“A Kursk situazione molto difficile”: cosa c’è dietro l’ammissione di Putin
Riprende slancio l’offensiva dell’Ucraina nel Kursk, la regione russa invasa e in parte occupata sei mesi fa dall’esercito di Kiev. Ad ammettere l’andamento dei combattimenti sfavorevole ai soldati del Cremlino è lo stesso presidente Vladimir Putin che incontrando i governatori regionali ha detto che la situazione nel Kursk è “molto difficile”. “Siamo ancora lì“, afferma un soldato ucraino a Politico sottolineando che il suo Paese è riuscito a “portare la guerra nel territorio dell’aggressore“.
Al momento Kiev non ha confermato ufficialmente il nuovo contrattacco ma il presidente Volodymyr Zelensky ieri ha lodato le sue truppe e, consegnando riconoscimenti a diverse unità dell’esercito, ha dichiarato che “l’occupante può e deve essere sconfitto sul suo territorio. L’operazione nel Kursk spiega con chiarezza il significato di ‘pace attraverso la forza’”. Il riferimento del leader ucraino è alla formula diventata lo slogan di Kiev in una fase del conflitto che potrebbe fare da apripista a negoziati per il cessate il fuoco mediati dagli Stati Uniti nel corso dei quali le conquiste sul campo potrebbero essere usate come merce di scambio.
Nella guerra di ombre tipica di ogni conflitto il ministero della Difesa di Mosca ha cercato di sminuire i resoconti più negativi emettendo una nota in cui si legge che nella mattinata del 6 febbraio le forze armate russe hanno “individuato tempestivamente il nemico e con il supporto dell’aviazione” hanno “inflitto una sconfitta di fuoco ai gruppi d’assalto” ucraini sventando così il tentativo di controffensiva lanciato da Kiev.
La realtà potrebbe però essere diversa.
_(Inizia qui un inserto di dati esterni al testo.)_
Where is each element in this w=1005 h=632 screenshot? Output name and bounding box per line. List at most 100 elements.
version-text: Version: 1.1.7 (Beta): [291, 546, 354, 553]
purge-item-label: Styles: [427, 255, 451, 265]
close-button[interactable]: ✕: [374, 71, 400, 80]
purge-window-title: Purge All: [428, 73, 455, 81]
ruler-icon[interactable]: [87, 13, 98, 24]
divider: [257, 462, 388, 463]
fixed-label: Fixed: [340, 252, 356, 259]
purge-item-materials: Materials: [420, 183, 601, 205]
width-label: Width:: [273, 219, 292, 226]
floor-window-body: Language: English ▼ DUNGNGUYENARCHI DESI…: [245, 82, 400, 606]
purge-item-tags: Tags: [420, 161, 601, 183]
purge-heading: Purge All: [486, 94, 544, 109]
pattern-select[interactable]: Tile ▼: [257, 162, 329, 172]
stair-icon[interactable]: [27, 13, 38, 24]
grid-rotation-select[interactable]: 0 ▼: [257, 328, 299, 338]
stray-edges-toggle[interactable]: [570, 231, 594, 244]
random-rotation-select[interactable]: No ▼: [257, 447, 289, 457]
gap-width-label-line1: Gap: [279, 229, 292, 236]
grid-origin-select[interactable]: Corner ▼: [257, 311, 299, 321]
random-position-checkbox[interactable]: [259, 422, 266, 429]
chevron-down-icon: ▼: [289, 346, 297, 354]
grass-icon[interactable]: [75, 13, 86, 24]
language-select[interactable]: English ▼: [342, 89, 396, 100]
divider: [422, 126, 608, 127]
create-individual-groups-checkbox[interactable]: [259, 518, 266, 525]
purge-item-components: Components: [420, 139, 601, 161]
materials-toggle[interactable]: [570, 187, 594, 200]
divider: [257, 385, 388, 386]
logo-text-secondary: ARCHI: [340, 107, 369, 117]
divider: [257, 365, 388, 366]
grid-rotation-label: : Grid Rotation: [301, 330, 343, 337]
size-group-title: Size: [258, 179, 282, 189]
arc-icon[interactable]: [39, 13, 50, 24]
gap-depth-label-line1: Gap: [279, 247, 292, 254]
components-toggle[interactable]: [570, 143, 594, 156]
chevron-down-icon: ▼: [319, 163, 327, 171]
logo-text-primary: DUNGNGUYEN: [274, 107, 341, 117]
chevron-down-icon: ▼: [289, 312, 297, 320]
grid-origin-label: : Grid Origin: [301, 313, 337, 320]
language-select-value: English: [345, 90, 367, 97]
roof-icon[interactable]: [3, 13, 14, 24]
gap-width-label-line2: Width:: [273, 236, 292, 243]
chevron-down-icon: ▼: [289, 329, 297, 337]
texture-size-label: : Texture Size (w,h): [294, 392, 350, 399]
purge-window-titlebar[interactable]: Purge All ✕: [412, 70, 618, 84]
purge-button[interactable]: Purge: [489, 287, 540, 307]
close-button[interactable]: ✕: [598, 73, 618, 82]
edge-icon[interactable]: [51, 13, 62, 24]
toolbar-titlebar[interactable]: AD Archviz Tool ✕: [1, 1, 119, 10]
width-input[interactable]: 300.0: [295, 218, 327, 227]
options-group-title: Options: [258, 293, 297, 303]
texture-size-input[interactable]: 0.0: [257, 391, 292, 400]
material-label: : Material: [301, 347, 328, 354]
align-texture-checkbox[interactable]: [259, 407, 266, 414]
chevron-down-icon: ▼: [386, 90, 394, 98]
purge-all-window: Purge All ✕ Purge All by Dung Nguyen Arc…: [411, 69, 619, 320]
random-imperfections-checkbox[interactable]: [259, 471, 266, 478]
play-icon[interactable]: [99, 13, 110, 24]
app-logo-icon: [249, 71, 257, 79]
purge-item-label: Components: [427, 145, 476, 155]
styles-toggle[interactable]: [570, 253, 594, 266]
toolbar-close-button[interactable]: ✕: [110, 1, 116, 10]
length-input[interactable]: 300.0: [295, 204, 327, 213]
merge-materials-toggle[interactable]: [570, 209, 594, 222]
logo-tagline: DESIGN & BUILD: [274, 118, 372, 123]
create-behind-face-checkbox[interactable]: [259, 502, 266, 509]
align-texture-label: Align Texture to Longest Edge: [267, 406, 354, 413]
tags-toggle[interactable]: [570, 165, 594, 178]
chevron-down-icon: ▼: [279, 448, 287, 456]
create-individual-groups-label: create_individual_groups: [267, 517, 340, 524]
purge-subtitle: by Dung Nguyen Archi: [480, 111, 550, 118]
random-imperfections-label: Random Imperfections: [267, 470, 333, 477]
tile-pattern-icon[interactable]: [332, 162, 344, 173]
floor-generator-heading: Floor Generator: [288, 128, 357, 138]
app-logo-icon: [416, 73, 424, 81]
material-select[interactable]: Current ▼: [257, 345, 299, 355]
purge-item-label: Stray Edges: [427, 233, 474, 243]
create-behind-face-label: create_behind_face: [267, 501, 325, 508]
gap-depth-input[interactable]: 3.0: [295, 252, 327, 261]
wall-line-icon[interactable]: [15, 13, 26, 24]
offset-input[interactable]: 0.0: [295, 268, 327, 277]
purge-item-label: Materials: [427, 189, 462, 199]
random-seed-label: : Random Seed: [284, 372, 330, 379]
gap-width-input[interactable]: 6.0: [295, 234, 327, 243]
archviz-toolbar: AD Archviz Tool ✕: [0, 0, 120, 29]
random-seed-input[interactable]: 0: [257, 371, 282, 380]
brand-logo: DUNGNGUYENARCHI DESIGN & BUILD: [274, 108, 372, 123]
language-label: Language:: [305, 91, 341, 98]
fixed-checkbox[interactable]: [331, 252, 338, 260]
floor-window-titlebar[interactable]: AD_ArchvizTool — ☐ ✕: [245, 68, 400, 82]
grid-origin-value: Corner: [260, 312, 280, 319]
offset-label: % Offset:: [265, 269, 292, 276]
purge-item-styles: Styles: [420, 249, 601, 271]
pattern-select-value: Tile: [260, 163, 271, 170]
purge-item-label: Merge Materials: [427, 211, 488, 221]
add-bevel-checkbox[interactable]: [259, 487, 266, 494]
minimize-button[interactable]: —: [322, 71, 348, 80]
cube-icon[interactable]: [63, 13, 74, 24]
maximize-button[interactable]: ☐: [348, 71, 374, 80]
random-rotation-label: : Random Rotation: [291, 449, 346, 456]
Infatti gli analisti ritengono che almeno sul fronte settentrionale l’esercito dell’Ucraina sembrerebbe aver superato le difficoltà riscontrate nelle passate settimane. Una prova di ciò la fornisce il Servizio di intelligence nazionale di Seul che ha appena confermato il ritiro, a partire da metà gennaio, delle truppe della Corea del Nord alleata dello zar e schierate proprio nel Kursk. Secondo gli 007 sudcoreani una delle motivazioni del ritiro “potrebbe essere il verificarsi di molte vittime, ma i dettagli esatti sono ancora sotto monitoraggio“. Le stesse fonti stimano un bilancio di 300 morti e 2700 feriti tra le forze di Pyongyang.
Lo spiegamento di truppe, mai confermato dalle autorità di Pyongyang e di Mosca, è stato disposto dopo la firma lo scorso giugno di un accordo tra i leader dei due Paesi che include anche l’impegno di difesa reciproca. A detta di Seul, la Corea del Nord, che fornisce anche armi alla Russia, starebbe comunque preparando l’invio di ulteriori forze militari per compensare le perdite subite nell’ambito di “una rotazione o di un ulteriore dispiegamento di soldati” per supportare lo sforzo bellico del Cremlino.
Mentre il ministero della Difesa britannico afferma sulla base di informazioni di intelligence che da inizio anno il ritmo delle conquiste territoriali russe in Ucraina è rallentato, Zelensky accusa le autorità di Mosca di essere indifferenti rispetto alla sorte dei loro concittadini e fa sapere di essere “pronto ad aprire un corridoio umanitario dalla regione di Kursk verso l’interno della Russia in risposta a una richiesta ufficiale della Federazione“. La prossima settimana il presidente ucraino presenzierà alla Conferenza per la sicurezza di Monaco.
Attesi all’appuntamento internazionale anche il numero due della Casa Bianca J.D. Vance e l’inviato speciale di Donald Trump Keith Kellogg che potrebbero condividere con gli alleati della coalizione occidentale i primi dettagli del piano di pace del tycoon.